La identidad dominicana no nació de un decreto ni de una estatua; se hizo a golpes de historia: mestizaje, frontera, trabajo, fe y defensa del terruño. Ese “nosotros” se templó en largos siglos coloniales y terminó de cuajar con Duarte, la Independencia y la Restauración. Hoy, en un mundo hiperconectado, la pregunta es cómo mantener viva esa voz propia sin cerrar la puerta al futuro.

Un proceso, no una fecha. Los historiadores dominicanos coinciden: antes de ser Estado, ya existía una nación social y cultural que hablaba, rezaba, trabajaba y se defendía como comunidad. La etnogénesis dominicana arranca con la empresa atlántica y el primer asentamiento europeo del Nuevo Mundo; entre choques, mezclas y resistencias, emergió una cultura criolla que fusionó raíces europeas, indígenas y africanas. Mucho antes de 1844, ya había lengua común, devociones populares y memoria de defensa del suelo. (García; Moya Pons; Balcácer).

Crisis que forjan pertenencias. El siglo XVII dejó cicatrices y certezas. Las Devastaciones (1605–1606) vaciaron el norte y el oeste, pero también despertaron una conciencia temprana de pertenencia al territorio y de autogobierno local. En 1655, cuando la invasión de Penn y Venables tocó las puertas de Santo Domingo, la respuesta fue criolla: lanceros y monteros del interior contuvieron a una fuerza muy superior en número. Ese episodio, más que un parte de guerra, es un hito simbólico de identidad en armas. (Vega; Moya Pons).

De los arreglos europeos al mapa local. La identidad dominicana también se entiende mirando el tablero de la frontera. Tres tratados la “hicieron” antes de la República:

  • Nimega (1678–1679): puso fin a la guerra franco-neerlandesa y favoreció la posición francesa; sin delimitar Hispaniola, abrió el clima para arreglos de facto en la isla (el Rebouc/Guayubín se cita como referencia temprana en el norte).
  • Ryswick (1697): España reconoció el control francés sobre el tercio occidental (Saint-Domingue), institucionalizando dos espacios coloniales con trayectorias distintas: plantación esclavista en el oeste; economía más extensiva y de baja densidad en el este.
  • Aranjuez (1777): Francia y España midieron y marcaron la línea con mojoneras y cartografía: Dajabón/Masacre al norte y Pedernales al sur, con ajustes intermedios; gran parte de ese trazo persiste.

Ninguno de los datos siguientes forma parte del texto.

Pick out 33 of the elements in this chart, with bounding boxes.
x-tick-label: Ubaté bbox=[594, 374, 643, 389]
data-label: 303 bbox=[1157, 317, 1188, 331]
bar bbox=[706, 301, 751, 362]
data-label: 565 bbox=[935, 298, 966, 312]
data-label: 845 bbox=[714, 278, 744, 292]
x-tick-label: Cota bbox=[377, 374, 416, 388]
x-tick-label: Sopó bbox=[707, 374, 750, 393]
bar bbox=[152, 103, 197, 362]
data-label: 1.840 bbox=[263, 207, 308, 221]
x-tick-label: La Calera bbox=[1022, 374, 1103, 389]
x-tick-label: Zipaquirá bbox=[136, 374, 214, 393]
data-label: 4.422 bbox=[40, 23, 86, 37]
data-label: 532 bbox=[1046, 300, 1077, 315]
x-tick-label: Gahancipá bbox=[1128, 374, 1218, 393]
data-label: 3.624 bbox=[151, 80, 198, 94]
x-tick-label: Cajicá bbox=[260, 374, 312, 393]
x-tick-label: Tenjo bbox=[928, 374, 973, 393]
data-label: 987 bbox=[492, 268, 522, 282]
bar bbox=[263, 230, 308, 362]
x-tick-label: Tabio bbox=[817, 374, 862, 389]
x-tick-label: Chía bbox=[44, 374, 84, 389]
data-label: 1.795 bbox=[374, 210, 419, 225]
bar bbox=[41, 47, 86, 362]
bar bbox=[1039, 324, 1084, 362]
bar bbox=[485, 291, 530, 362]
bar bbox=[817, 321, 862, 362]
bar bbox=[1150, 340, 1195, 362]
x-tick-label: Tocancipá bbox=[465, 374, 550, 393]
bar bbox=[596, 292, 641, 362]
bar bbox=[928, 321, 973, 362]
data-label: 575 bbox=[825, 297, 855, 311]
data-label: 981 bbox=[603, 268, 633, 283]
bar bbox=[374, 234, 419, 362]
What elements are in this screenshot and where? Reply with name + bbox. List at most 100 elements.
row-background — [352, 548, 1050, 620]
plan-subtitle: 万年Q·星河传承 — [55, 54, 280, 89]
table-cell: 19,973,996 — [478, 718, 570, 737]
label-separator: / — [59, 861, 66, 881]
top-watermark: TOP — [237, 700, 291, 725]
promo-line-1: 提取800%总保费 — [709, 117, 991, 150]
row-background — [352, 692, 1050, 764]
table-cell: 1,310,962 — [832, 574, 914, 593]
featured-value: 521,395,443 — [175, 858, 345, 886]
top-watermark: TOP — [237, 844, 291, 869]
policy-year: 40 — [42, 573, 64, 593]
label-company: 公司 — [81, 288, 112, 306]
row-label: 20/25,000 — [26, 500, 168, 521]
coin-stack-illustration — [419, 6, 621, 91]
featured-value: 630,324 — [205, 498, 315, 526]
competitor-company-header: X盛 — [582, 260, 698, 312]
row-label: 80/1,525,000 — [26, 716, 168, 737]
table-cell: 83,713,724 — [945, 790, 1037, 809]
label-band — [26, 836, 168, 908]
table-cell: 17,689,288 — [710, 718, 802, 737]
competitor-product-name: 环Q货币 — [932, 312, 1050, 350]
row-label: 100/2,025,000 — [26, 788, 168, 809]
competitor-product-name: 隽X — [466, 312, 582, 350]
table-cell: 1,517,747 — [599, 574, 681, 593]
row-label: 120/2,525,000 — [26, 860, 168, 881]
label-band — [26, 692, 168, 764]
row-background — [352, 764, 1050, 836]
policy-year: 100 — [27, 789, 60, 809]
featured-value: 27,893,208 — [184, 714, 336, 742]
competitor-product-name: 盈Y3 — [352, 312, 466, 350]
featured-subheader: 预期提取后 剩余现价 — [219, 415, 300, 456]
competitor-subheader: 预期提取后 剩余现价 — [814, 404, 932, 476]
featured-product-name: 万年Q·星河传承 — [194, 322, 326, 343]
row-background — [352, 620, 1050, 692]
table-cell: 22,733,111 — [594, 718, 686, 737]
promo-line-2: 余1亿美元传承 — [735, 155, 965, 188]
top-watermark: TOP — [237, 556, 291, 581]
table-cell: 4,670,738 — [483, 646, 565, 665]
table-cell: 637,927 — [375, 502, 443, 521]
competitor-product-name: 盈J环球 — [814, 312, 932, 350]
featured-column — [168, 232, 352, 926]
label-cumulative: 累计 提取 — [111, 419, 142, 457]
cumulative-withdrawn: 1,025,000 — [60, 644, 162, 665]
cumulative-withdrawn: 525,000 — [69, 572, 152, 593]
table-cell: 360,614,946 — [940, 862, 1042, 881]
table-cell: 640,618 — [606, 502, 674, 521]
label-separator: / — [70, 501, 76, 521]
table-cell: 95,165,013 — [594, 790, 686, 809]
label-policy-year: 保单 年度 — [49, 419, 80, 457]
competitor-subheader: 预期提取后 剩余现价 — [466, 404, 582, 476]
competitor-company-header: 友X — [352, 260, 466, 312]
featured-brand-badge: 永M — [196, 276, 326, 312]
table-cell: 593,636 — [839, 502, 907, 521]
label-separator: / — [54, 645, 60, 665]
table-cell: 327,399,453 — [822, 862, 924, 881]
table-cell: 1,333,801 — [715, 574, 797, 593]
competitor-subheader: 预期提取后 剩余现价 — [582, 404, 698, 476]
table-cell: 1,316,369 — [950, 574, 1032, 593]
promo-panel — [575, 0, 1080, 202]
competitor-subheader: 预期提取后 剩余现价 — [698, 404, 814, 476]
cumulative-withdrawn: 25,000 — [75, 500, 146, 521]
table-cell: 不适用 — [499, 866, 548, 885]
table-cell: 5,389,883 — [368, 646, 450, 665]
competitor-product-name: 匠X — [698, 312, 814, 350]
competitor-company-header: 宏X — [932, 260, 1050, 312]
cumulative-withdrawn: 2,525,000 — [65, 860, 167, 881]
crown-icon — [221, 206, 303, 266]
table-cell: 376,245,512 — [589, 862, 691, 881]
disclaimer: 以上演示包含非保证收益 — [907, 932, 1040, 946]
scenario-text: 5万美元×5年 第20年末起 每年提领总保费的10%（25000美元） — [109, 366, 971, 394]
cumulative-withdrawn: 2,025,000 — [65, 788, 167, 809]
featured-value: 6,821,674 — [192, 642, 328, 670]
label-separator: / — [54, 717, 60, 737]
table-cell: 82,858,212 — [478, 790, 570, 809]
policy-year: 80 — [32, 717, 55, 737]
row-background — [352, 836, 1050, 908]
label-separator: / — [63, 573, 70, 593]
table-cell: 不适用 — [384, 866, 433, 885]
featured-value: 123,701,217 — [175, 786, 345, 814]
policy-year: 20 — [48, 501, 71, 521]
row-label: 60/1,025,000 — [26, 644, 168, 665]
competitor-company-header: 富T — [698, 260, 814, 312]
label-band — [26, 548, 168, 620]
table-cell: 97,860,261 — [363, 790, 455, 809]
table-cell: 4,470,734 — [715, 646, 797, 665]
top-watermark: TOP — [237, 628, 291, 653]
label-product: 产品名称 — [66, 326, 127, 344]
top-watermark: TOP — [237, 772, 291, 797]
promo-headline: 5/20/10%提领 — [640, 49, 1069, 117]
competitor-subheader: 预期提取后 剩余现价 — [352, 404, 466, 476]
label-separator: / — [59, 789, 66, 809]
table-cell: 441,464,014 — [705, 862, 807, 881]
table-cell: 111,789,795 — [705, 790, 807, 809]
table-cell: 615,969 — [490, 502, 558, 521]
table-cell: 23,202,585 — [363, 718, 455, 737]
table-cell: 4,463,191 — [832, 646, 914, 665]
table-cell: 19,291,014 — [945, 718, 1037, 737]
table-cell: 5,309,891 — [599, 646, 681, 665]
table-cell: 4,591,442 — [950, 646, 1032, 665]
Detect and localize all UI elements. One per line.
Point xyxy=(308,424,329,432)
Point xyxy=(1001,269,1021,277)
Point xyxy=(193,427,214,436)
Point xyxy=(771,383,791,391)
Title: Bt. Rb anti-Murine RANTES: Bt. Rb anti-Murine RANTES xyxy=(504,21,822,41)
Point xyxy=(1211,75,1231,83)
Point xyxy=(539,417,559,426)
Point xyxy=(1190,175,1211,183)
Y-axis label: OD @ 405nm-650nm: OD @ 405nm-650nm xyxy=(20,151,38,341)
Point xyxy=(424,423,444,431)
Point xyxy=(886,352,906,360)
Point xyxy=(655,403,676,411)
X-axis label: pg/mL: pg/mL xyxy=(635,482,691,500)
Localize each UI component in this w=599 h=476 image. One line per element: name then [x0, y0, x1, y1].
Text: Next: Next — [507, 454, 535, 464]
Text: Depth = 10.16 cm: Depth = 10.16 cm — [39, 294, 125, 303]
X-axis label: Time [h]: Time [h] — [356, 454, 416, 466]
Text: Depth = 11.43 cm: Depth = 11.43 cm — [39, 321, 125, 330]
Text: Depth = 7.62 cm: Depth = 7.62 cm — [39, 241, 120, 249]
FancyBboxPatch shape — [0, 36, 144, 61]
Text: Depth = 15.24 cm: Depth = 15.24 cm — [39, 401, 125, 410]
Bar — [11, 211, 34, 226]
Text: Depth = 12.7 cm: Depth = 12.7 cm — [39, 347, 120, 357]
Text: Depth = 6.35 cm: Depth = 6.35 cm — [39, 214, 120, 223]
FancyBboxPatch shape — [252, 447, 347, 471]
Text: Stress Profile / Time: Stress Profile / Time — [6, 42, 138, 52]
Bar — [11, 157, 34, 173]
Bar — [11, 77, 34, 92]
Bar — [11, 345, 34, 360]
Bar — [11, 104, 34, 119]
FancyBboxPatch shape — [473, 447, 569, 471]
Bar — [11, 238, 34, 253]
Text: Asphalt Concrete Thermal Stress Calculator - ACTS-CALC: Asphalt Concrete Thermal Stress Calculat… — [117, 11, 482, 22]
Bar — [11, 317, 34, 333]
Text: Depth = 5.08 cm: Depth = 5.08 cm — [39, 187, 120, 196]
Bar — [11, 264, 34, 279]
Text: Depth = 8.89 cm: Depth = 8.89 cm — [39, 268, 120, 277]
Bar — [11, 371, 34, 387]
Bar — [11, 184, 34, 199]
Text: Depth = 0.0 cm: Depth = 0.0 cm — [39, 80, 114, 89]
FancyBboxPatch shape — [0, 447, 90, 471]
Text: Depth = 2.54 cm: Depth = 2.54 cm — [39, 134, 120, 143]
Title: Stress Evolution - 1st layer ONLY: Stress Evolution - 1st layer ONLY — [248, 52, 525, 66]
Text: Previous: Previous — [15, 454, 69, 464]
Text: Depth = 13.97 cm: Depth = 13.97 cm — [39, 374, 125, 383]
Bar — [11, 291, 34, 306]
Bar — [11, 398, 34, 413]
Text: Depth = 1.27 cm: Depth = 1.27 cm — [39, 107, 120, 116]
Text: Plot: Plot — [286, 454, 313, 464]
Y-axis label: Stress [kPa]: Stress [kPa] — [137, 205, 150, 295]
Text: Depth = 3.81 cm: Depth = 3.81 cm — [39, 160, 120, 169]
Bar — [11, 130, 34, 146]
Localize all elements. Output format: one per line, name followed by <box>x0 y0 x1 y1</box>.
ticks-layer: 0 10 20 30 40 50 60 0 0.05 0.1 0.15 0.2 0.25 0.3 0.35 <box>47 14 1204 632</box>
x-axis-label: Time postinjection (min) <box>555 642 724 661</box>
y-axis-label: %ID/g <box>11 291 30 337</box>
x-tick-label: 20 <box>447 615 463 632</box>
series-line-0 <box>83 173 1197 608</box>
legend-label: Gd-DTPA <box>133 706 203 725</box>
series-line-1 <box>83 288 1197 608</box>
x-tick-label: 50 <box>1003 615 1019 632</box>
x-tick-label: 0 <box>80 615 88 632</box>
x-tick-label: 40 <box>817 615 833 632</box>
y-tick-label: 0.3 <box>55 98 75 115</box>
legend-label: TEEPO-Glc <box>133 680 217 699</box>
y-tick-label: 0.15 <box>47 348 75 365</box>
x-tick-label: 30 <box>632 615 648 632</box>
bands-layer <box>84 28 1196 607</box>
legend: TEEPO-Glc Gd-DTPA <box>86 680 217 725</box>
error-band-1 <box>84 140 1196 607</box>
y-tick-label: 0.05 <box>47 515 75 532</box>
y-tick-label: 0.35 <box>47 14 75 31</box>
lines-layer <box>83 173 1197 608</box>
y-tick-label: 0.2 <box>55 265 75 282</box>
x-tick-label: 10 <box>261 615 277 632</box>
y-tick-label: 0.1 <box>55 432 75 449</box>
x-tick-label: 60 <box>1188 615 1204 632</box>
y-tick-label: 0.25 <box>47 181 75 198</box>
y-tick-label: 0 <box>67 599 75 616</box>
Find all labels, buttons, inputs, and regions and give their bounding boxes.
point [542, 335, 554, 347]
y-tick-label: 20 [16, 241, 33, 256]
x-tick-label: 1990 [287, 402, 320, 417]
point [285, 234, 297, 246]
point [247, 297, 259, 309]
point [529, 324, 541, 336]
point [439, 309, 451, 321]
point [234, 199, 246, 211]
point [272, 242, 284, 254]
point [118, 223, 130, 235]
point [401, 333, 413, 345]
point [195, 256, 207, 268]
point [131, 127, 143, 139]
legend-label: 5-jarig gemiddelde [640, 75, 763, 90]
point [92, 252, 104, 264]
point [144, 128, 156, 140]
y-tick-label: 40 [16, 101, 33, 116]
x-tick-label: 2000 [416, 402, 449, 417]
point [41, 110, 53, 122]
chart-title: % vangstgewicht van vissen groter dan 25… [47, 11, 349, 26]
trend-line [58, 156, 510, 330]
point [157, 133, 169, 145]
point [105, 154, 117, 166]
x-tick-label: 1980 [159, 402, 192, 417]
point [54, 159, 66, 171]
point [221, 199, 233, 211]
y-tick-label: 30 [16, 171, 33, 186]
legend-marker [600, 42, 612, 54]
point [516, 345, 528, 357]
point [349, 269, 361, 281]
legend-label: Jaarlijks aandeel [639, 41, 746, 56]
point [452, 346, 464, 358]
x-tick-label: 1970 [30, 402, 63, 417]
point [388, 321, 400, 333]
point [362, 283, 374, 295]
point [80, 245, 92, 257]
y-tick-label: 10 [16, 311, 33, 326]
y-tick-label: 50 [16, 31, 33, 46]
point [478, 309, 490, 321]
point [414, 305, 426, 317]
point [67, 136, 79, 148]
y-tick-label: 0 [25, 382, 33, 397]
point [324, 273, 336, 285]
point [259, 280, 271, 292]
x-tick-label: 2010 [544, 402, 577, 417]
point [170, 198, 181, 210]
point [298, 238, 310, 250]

A ese tridente histórico se sumó el Tratado de Basilea (1795): España cedió Santo Domingo a Francia, provocando un “vacío” institucional y militar que aceleró la autoconciencia del Este (Reconquista 1808–1809 y la España Boba 1809–1821). Basilea no creó la nación, pero la apuró. (García; Moya Pons).

Del “nosotros” al Estado. Sobre ese sustrato cultural —lengua, memoria y oficio de frontera— Duarte y la Trinitaria convirtieron la pertenencia en proyecto político. La Independencia (1844) puso símbolos y ley; la Restauración (1863–1865) dio la lección de oro: fuerza sin legitimidad fracasa; legitimidad sin fuerza se desvanece. La nación se afirmó como ciudadanía republicana, no como muro. (Balcácer; Moya Pons).

La frontera moderna: cerrar el círculo jurídico. Ya en el siglo XX, República Dominicana y Haití fijaron la línea interestatal con el Tratado de 1929, el Acuerdo de 1935 y el Protocolo de Revisión de 1936, colocando cientos de pirámides a lo largo de casi 400 kilómetros. Más que burocracia, fue la traducción a derecho de tres siglos de prácticas y tensiones. La frontera actual es, por tanto, historia y ley. (Síntesis en historiografía local; fuentes oficiales de límites).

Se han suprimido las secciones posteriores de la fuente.